The cry of her newborn is sweet and she is overwhelmed with joy. She names him Georg. Her baby seems tiny, yet the nurses tell her ‘he is bigger than the average.’

They clean him and offer him to Helga and she swoons as she smells his soft baby scent. How his father would have adored him. He has an abundance of black, silky hair, the exact colour of her own. She is a mother now, and she cannot wait to show him to her own mother. She kisses the top of her baby’s head and the nurses tuck him into the folds of her shawl. She feels healthy and she smiles as she remembers her mother’s unnecessary fears. She must have fallen asleep; when she wakes she hears the gentle clearing of a throat. A young doctor whom she has not seen before is standing at the foot of her bed.
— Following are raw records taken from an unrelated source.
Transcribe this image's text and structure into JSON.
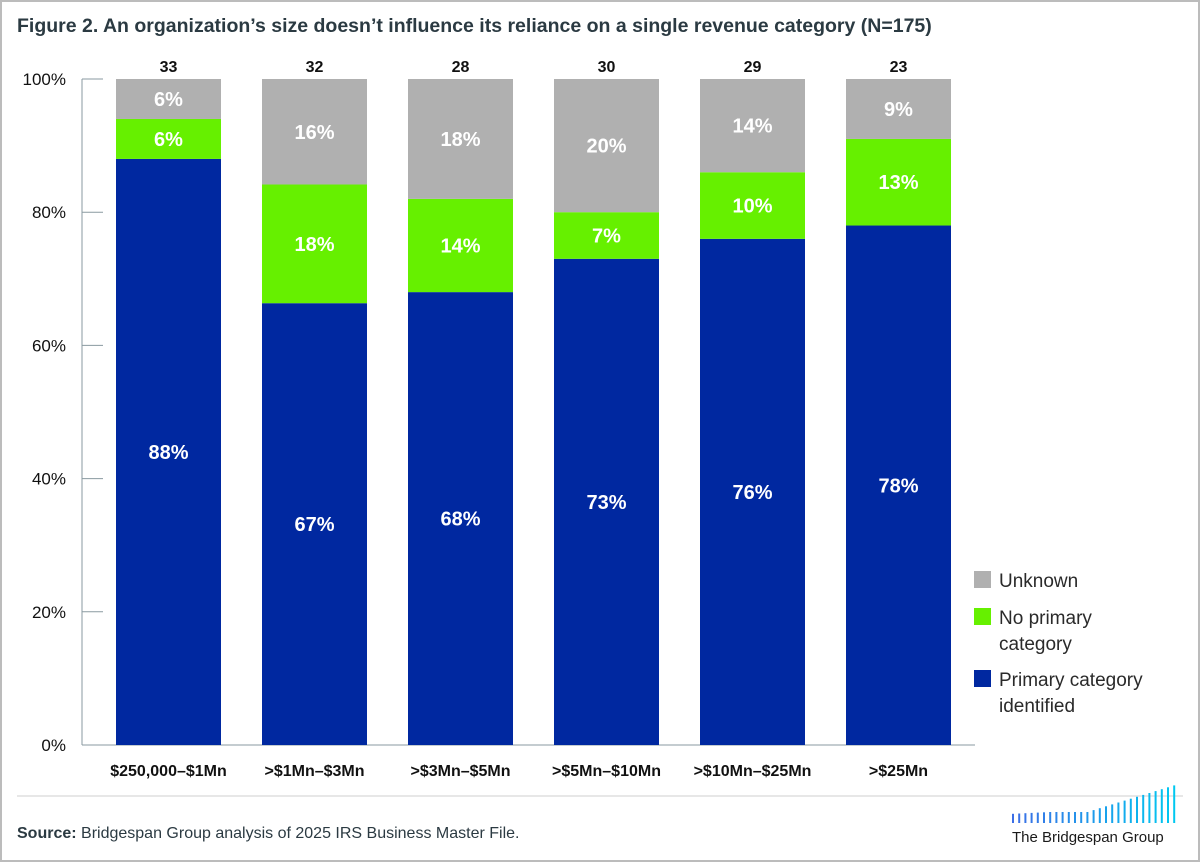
{
  "chart_data": {
    "type": "bar",
    "stacked": true,
    "title": "Figure 2. An organization’s size doesn’t influence its reliance on a single revenue category (N=175)",
    "categories": [
      "$250,000–$1Mn",
      ">$1Mn–$3Mn",
      ">$3Mn–$5Mn",
      ">$5Mn–$10Mn",
      ">$10Mn–$25Mn",
      ">$25Mn"
    ],
    "n_labels": [
      "33",
      "32",
      "28",
      "30",
      "29",
      "23"
    ],
    "series": [
      {
        "name": "Primary category identified",
        "color": "#0028a0",
        "values": [
          88,
          67,
          68,
          73,
          76,
          78
        ]
      },
      {
        "name": "No primary category",
        "color": "#66f000",
        "values": [
          6,
          18,
          14,
          7,
          10,
          13
        ]
      },
      {
        "name": "Unknown",
        "color": "#b0b0b0",
        "values": [
          6,
          16,
          18,
          20,
          14,
          9
        ]
      }
    ],
    "ylim": [
      0,
      100
    ],
    "yticks": [
      "0%",
      "20%",
      "40%",
      "60%",
      "80%",
      "100%"
    ],
    "legend_position": "right",
    "legend": [
      {
        "label_lines": [
          "Unknown"
        ],
        "color": "#b0b0b0"
      },
      {
        "label_lines": [
          "No primary category"
        ],
        "display_lines": [
          "No primary",
          "category"
        ],
        "color": "#66f000"
      },
      {
        "label_lines": [
          "Primary category identified"
        ],
        "display_lines": [
          "Primary category",
          "identified"
        ],
        "color": "#0028a0"
      }
    ],
    "grid": false
  },
  "source": {
    "label": "Source:",
    "text": " Bridgespan Group analysis of 2025 IRS Business Master File."
  },
  "logo": {
    "text": "The Bridgespan Group"
  }
}
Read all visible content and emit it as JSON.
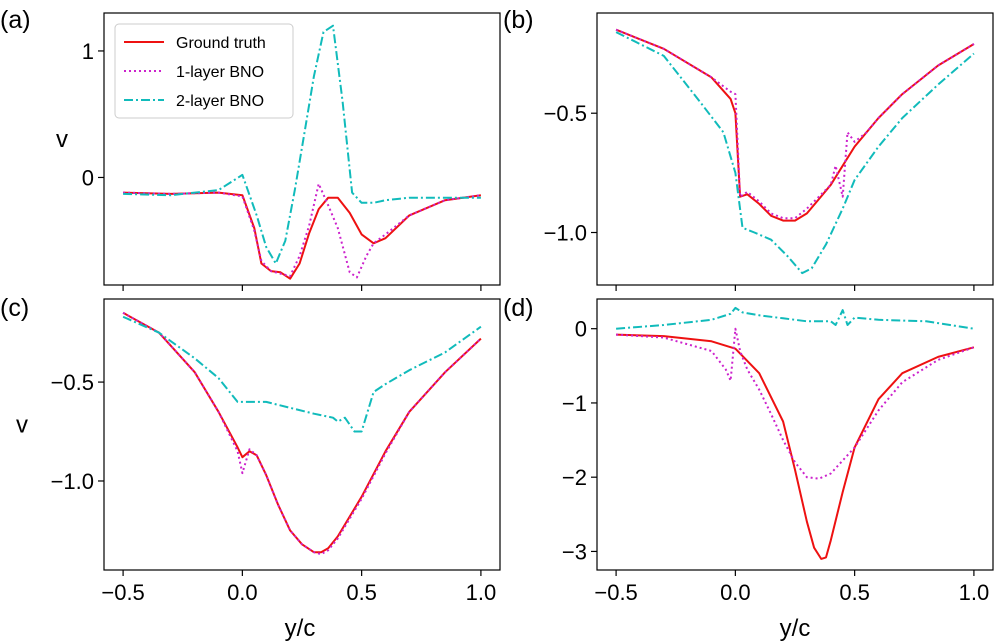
{
  "chart_data": [
    {
      "panel": "(a)",
      "type": "line",
      "xlabel": "",
      "ylabel": "v",
      "xlim": [
        -0.58,
        1.08
      ],
      "ylim": [
        -0.85,
        1.3
      ],
      "xticks": [
        -0.5,
        0.0,
        0.5,
        1.0
      ],
      "xticklabels": [
        "",
        "",
        "",
        ""
      ],
      "yticks": [
        0,
        1
      ],
      "yticklabels": [
        "0",
        "1"
      ],
      "legend": {
        "position": "top-left",
        "entries": [
          "Ground truth",
          "1-layer BNO",
          "2-layer BNO"
        ]
      },
      "series": [
        {
          "name": "Ground truth",
          "color": "#ee1111",
          "style": "solid",
          "x": [
            -0.5,
            -0.3,
            -0.1,
            0.0,
            0.05,
            0.08,
            0.12,
            0.16,
            0.2,
            0.24,
            0.28,
            0.32,
            0.36,
            0.4,
            0.45,
            0.5,
            0.55,
            0.6,
            0.7,
            0.85,
            1.0
          ],
          "y": [
            -0.12,
            -0.13,
            -0.12,
            -0.14,
            -0.4,
            -0.68,
            -0.74,
            -0.75,
            -0.8,
            -0.68,
            -0.44,
            -0.25,
            -0.16,
            -0.16,
            -0.28,
            -0.45,
            -0.52,
            -0.48,
            -0.3,
            -0.18,
            -0.14
          ]
        },
        {
          "name": "1-layer BNO",
          "color": "#cc22cc",
          "style": "dotted",
          "x": [
            -0.5,
            -0.3,
            -0.1,
            0.0,
            0.05,
            0.08,
            0.12,
            0.16,
            0.2,
            0.24,
            0.28,
            0.32,
            0.36,
            0.4,
            0.45,
            0.48,
            0.52,
            0.55,
            0.6,
            0.7,
            0.85,
            1.0
          ],
          "y": [
            -0.12,
            -0.13,
            -0.12,
            -0.15,
            -0.42,
            -0.66,
            -0.74,
            -0.76,
            -0.78,
            -0.62,
            -0.38,
            -0.05,
            -0.22,
            -0.4,
            -0.75,
            -0.79,
            -0.62,
            -0.52,
            -0.45,
            -0.3,
            -0.18,
            -0.14
          ]
        },
        {
          "name": "2-layer BNO",
          "color": "#11bbbb",
          "style": "dashdot",
          "x": [
            -0.5,
            -0.3,
            -0.1,
            0.0,
            0.06,
            0.1,
            0.14,
            0.18,
            0.22,
            0.26,
            0.3,
            0.34,
            0.38,
            0.42,
            0.46,
            0.5,
            0.55,
            0.6,
            0.7,
            0.85,
            1.0
          ],
          "y": [
            -0.13,
            -0.14,
            -0.1,
            0.02,
            -0.3,
            -0.55,
            -0.68,
            -0.5,
            -0.1,
            0.35,
            0.8,
            1.15,
            1.2,
            0.6,
            -0.12,
            -0.2,
            -0.2,
            -0.18,
            -0.16,
            -0.16,
            -0.16
          ]
        }
      ]
    },
    {
      "panel": "(b)",
      "type": "line",
      "xlabel": "",
      "ylabel": "",
      "xlim": [
        -0.58,
        1.08
      ],
      "ylim": [
        -1.22,
        -0.08
      ],
      "xticks": [
        -0.5,
        0.0,
        0.5,
        1.0
      ],
      "xticklabels": [
        "",
        "",
        "",
        ""
      ],
      "yticks": [
        -0.5,
        -1.0
      ],
      "yticklabels": [
        "−0.5",
        "−1.0"
      ],
      "series": [
        {
          "name": "Ground truth",
          "color": "#ee1111",
          "style": "solid",
          "x": [
            -0.5,
            -0.3,
            -0.1,
            -0.02,
            0.0,
            0.02,
            0.05,
            0.1,
            0.15,
            0.2,
            0.25,
            0.3,
            0.35,
            0.4,
            0.45,
            0.5,
            0.6,
            0.7,
            0.85,
            1.0
          ],
          "y": [
            -0.15,
            -0.23,
            -0.35,
            -0.44,
            -0.5,
            -0.85,
            -0.84,
            -0.88,
            -0.93,
            -0.95,
            -0.95,
            -0.92,
            -0.86,
            -0.8,
            -0.72,
            -0.64,
            -0.52,
            -0.42,
            -0.3,
            -0.21
          ]
        },
        {
          "name": "1-layer BNO",
          "color": "#cc22cc",
          "style": "dotted",
          "x": [
            -0.5,
            -0.3,
            -0.1,
            -0.02,
            0.0,
            0.02,
            0.05,
            0.1,
            0.15,
            0.2,
            0.25,
            0.3,
            0.35,
            0.4,
            0.42,
            0.45,
            0.47,
            0.5,
            0.55,
            0.6,
            0.7,
            0.85,
            1.0
          ],
          "y": [
            -0.15,
            -0.23,
            -0.35,
            -0.41,
            -0.42,
            -0.85,
            -0.83,
            -0.87,
            -0.92,
            -0.94,
            -0.94,
            -0.9,
            -0.85,
            -0.8,
            -0.72,
            -0.85,
            -0.58,
            -0.62,
            -0.58,
            -0.52,
            -0.42,
            -0.3,
            -0.21
          ]
        },
        {
          "name": "2-layer BNO",
          "color": "#11bbbb",
          "style": "dashdot",
          "x": [
            -0.5,
            -0.3,
            -0.15,
            -0.05,
            0.0,
            0.03,
            0.08,
            0.15,
            0.22,
            0.28,
            0.32,
            0.38,
            0.45,
            0.5,
            0.6,
            0.7,
            0.85,
            1.0
          ],
          "y": [
            -0.16,
            -0.26,
            -0.45,
            -0.58,
            -0.75,
            -0.98,
            -1.0,
            -1.03,
            -1.1,
            -1.17,
            -1.15,
            -1.05,
            -0.9,
            -0.78,
            -0.64,
            -0.52,
            -0.38,
            -0.25
          ]
        }
      ]
    },
    {
      "panel": "(c)",
      "type": "line",
      "xlabel": "y/c",
      "ylabel": "v",
      "xlim": [
        -0.58,
        1.08
      ],
      "ylim": [
        -1.45,
        -0.08
      ],
      "xticks": [
        -0.5,
        0.0,
        0.5,
        1.0
      ],
      "xticklabels": [
        "−0.5",
        "0.0",
        "0.5",
        "1.0"
      ],
      "yticks": [
        -0.5,
        -1.0
      ],
      "yticklabels": [
        "−0.5",
        "−1.0"
      ],
      "series": [
        {
          "name": "Ground truth",
          "color": "#ee1111",
          "style": "solid",
          "x": [
            -0.5,
            -0.35,
            -0.2,
            -0.1,
            -0.02,
            0.0,
            0.03,
            0.06,
            0.1,
            0.15,
            0.2,
            0.25,
            0.3,
            0.33,
            0.36,
            0.4,
            0.5,
            0.6,
            0.7,
            0.85,
            1.0
          ],
          "y": [
            -0.15,
            -0.25,
            -0.45,
            -0.65,
            -0.83,
            -0.88,
            -0.85,
            -0.87,
            -0.97,
            -1.12,
            -1.25,
            -1.32,
            -1.36,
            -1.36,
            -1.34,
            -1.28,
            -1.08,
            -0.85,
            -0.65,
            -0.45,
            -0.28
          ]
        },
        {
          "name": "1-layer BNO",
          "color": "#cc22cc",
          "style": "dotted",
          "x": [
            -0.5,
            -0.35,
            -0.2,
            -0.1,
            -0.02,
            0.0,
            0.03,
            0.06,
            0.1,
            0.15,
            0.2,
            0.25,
            0.3,
            0.33,
            0.36,
            0.4,
            0.5,
            0.6,
            0.7,
            0.85,
            1.0
          ],
          "y": [
            -0.15,
            -0.25,
            -0.45,
            -0.65,
            -0.85,
            -0.96,
            -0.84,
            -0.87,
            -0.97,
            -1.12,
            -1.25,
            -1.32,
            -1.36,
            -1.37,
            -1.35,
            -1.29,
            -1.09,
            -0.86,
            -0.65,
            -0.45,
            -0.28
          ]
        },
        {
          "name": "2-layer BNO",
          "color": "#11bbbb",
          "style": "dashdot",
          "x": [
            -0.5,
            -0.35,
            -0.2,
            -0.1,
            -0.02,
            0.03,
            0.1,
            0.2,
            0.3,
            0.38,
            0.4,
            0.43,
            0.47,
            0.5,
            0.55,
            0.6,
            0.7,
            0.85,
            1.0
          ],
          "y": [
            -0.17,
            -0.25,
            -0.38,
            -0.48,
            -0.6,
            -0.6,
            -0.6,
            -0.63,
            -0.66,
            -0.68,
            -0.7,
            -0.68,
            -0.75,
            -0.75,
            -0.55,
            -0.51,
            -0.44,
            -0.35,
            -0.22
          ]
        }
      ]
    },
    {
      "panel": "(d)",
      "type": "line",
      "xlabel": "y/c",
      "ylabel": "",
      "xlim": [
        -0.58,
        1.08
      ],
      "ylim": [
        -3.25,
        0.4
      ],
      "xticks": [
        -0.5,
        0.0,
        0.5,
        1.0
      ],
      "xticklabels": [
        "−0.5",
        "0.0",
        "0.5",
        "1.0"
      ],
      "yticks": [
        0,
        -1,
        -2,
        -3
      ],
      "yticklabels": [
        "0",
        "−1",
        "−2",
        "−3"
      ],
      "series": [
        {
          "name": "Ground truth",
          "color": "#ee1111",
          "style": "solid",
          "x": [
            -0.5,
            -0.3,
            -0.1,
            0.0,
            0.1,
            0.2,
            0.25,
            0.3,
            0.33,
            0.36,
            0.38,
            0.4,
            0.45,
            0.5,
            0.6,
            0.7,
            0.85,
            1.0
          ],
          "y": [
            -0.08,
            -0.1,
            -0.17,
            -0.27,
            -0.6,
            -1.25,
            -1.9,
            -2.6,
            -2.95,
            -3.1,
            -3.08,
            -2.85,
            -2.2,
            -1.6,
            -0.95,
            -0.6,
            -0.38,
            -0.25
          ]
        },
        {
          "name": "1-layer BNO",
          "color": "#cc22cc",
          "style": "dotted",
          "x": [
            -0.5,
            -0.3,
            -0.1,
            -0.04,
            -0.02,
            0.0,
            0.02,
            0.05,
            0.1,
            0.15,
            0.2,
            0.25,
            0.3,
            0.35,
            0.4,
            0.5,
            0.6,
            0.7,
            0.85,
            1.0
          ],
          "y": [
            -0.08,
            -0.12,
            -0.3,
            -0.55,
            -0.7,
            0.0,
            -0.3,
            -0.55,
            -0.82,
            -1.15,
            -1.5,
            -1.8,
            -2.0,
            -2.02,
            -1.95,
            -1.6,
            -1.1,
            -0.72,
            -0.42,
            -0.25
          ]
        },
        {
          "name": "2-layer BNO",
          "color": "#11bbbb",
          "style": "dashdot",
          "x": [
            -0.5,
            -0.3,
            -0.1,
            -0.02,
            0.0,
            0.03,
            0.1,
            0.2,
            0.3,
            0.4,
            0.42,
            0.45,
            0.47,
            0.5,
            0.6,
            0.8,
            1.0
          ],
          "y": [
            0.0,
            0.05,
            0.12,
            0.2,
            0.28,
            0.22,
            0.18,
            0.14,
            0.1,
            0.1,
            0.05,
            0.25,
            0.05,
            0.15,
            0.12,
            0.1,
            0.0
          ]
        }
      ]
    }
  ]
}
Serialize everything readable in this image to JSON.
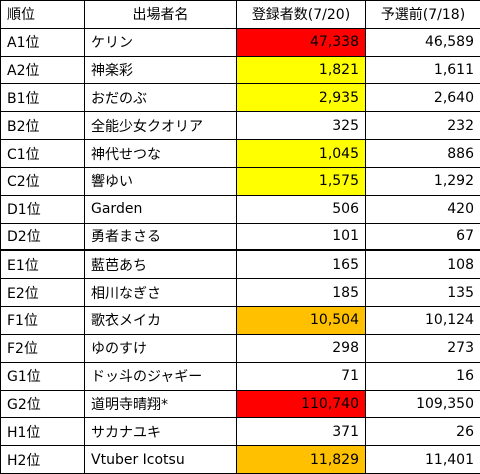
{
  "table": {
    "header": [
      "順位",
      "出場者名",
      "登録者数(7/20)",
      "予選前(7/18)"
    ],
    "rows": [
      {
        "rank": "A1位",
        "name": "ケリン",
        "registered": "47,338",
        "preliminary": "46,589",
        "highlight": "#ff0000"
      },
      {
        "rank": "A2位",
        "name": "神楽彩",
        "registered": "1,821",
        "preliminary": "1,611",
        "highlight": "#ffff00"
      },
      {
        "rank": "B1位",
        "name": "おだのぶ",
        "registered": "2,935",
        "preliminary": "2,640",
        "highlight": "#ffff00"
      },
      {
        "rank": "B2位",
        "name": "全能少女クオリア",
        "registered": "325",
        "preliminary": "232"
      },
      {
        "rank": "C1位",
        "name": "神代せつな",
        "registered": "1,045",
        "preliminary": "886",
        "highlight": "#ffff00"
      },
      {
        "rank": "C2位",
        "name": "響ゆい",
        "registered": "1,575",
        "preliminary": "1,292",
        "highlight": "#ffff00"
      },
      {
        "rank": "D1位",
        "name": "Garden",
        "registered": "506",
        "preliminary": "420"
      },
      {
        "rank": "D2位",
        "name": "勇者まさる",
        "registered": "101",
        "preliminary": "67"
      },
      {
        "rank": "E1位",
        "name": "藍芭あち",
        "registered": "165",
        "preliminary": "108"
      },
      {
        "rank": "E2位",
        "name": "相川なぎさ",
        "registered": "185",
        "preliminary": "135"
      },
      {
        "rank": "F1位",
        "name": "歌衣メイカ",
        "registered": "10,504",
        "preliminary": "10,124",
        "highlight": "#ffc000"
      },
      {
        "rank": "F2位",
        "name": "ゆのすけ",
        "registered": "298",
        "preliminary": "273"
      },
      {
        "rank": "G1位",
        "name": "ドッ斗のジャギー",
        "registered": "71",
        "preliminary": "16"
      },
      {
        "rank": "G2位",
        "name": "道明寺晴翔*",
        "registered": "110,740",
        "preliminary": "109,350",
        "highlight": "#ff0000"
      },
      {
        "rank": "H1位",
        "name": "サカナユキ",
        "registered": "371",
        "preliminary": "26"
      },
      {
        "rank": "H2位",
        "name": "Vtuber Icotsu",
        "registered": "11,829",
        "preliminary": "11,401",
        "highlight": "#ffc000"
      }
    ]
  }
}
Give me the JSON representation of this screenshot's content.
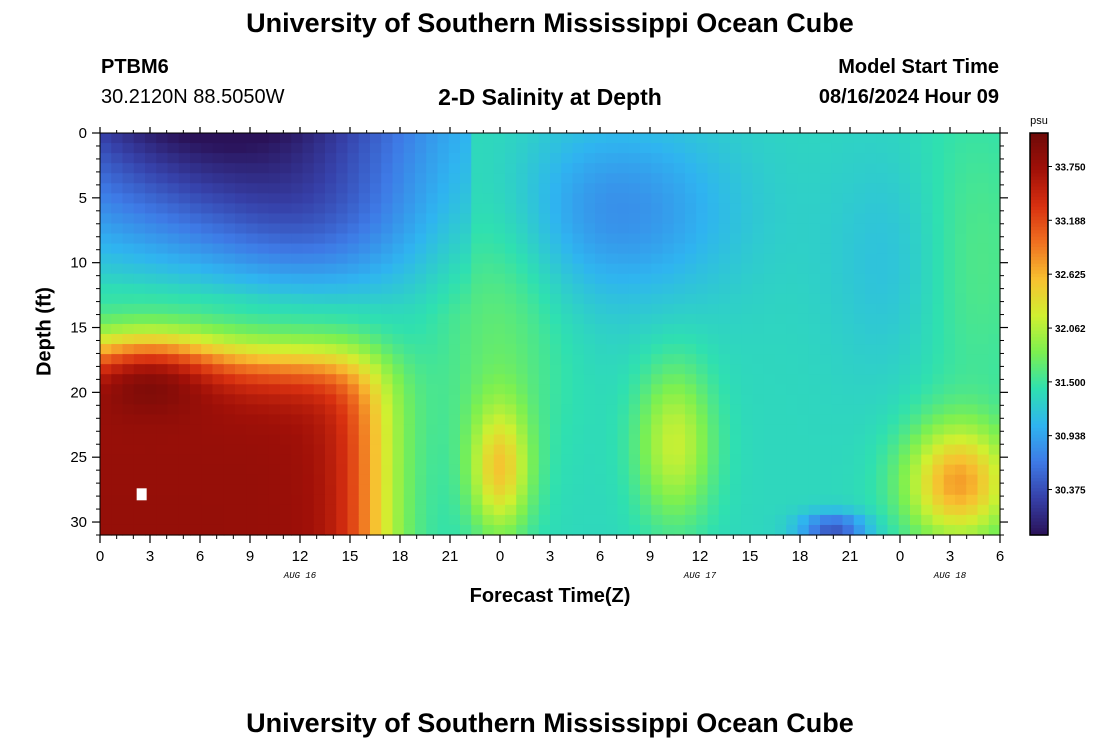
{
  "header": {
    "title": "University of Southern Mississippi Ocean Cube",
    "station": "PTBM6",
    "coordinates": "30.2120N  88.5050W",
    "subtitle": "2-D Salinity at Depth",
    "model_start_label": "Model Start Time",
    "model_start_value": "08/16/2024 Hour 09"
  },
  "footer": {
    "title": "University of Southern Mississippi Ocean Cube"
  },
  "chart_data": {
    "type": "heatmap",
    "title": "2-D Salinity at Depth",
    "xlabel": "Forecast Time(Z)",
    "ylabel": "Depth (ft)",
    "xlim": [
      0,
      54
    ],
    "ylim": [
      31,
      0
    ],
    "x_tick_labels": [
      "0",
      "3",
      "6",
      "9",
      "12",
      "15",
      "18",
      "21",
      "0",
      "3",
      "6",
      "9",
      "12",
      "15",
      "18",
      "21",
      "0",
      "3",
      "6"
    ],
    "date_labels": [
      {
        "label": "AUG 16",
        "at_hour": 12
      },
      {
        "label": "AUG 17",
        "at_hour": 36
      },
      {
        "label": "AUG 18",
        "at_hour": 51
      }
    ],
    "y_tick_labels": [
      "0",
      "5",
      "10",
      "15",
      "20",
      "25",
      "30"
    ],
    "colorbar": {
      "units": "psu",
      "min": 29.9,
      "max": 34.1,
      "tick_labels": [
        "33.750",
        "33.188",
        "32.625",
        "32.062",
        "31.500",
        "30.938",
        "30.375"
      ],
      "colors": [
        "#2a1258",
        "#3640a8",
        "#3e7ae6",
        "#2fb4f0",
        "#2fe0b0",
        "#7cf050",
        "#d0f030",
        "#f8c030",
        "#f07020",
        "#d83010",
        "#a01008",
        "#6e0a08"
      ]
    }
  }
}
‘Let me take your baby now. You have done well and you need to rest. It is an arduous task, bringing an infant into the world.’

He takes the baby and Helga retreats into her slumber once more.

                                                                              *     

The nurses have opened the windows on the ward to let in the fresh, summer air. Helga smiles at the girl in the bed facing her, who is going home today. She may be able to return home, too, by the end of the week. They bring her baby to her and his tiny fingers curl around her breast. She gazes at him, thinking of all they will be able to do together – walking through the park, playing in the sunshine in her mother’s tiny garden. She lies with him awhile, before a slight pain causes her to grimace. She informs the nurses and they come to massage her belly and dab at her brow. She notices the looks that pass between them and tells herself to ignore their flashes of concern: it is nothing. The nurses take Georg away and she leans back on her pillow to rest.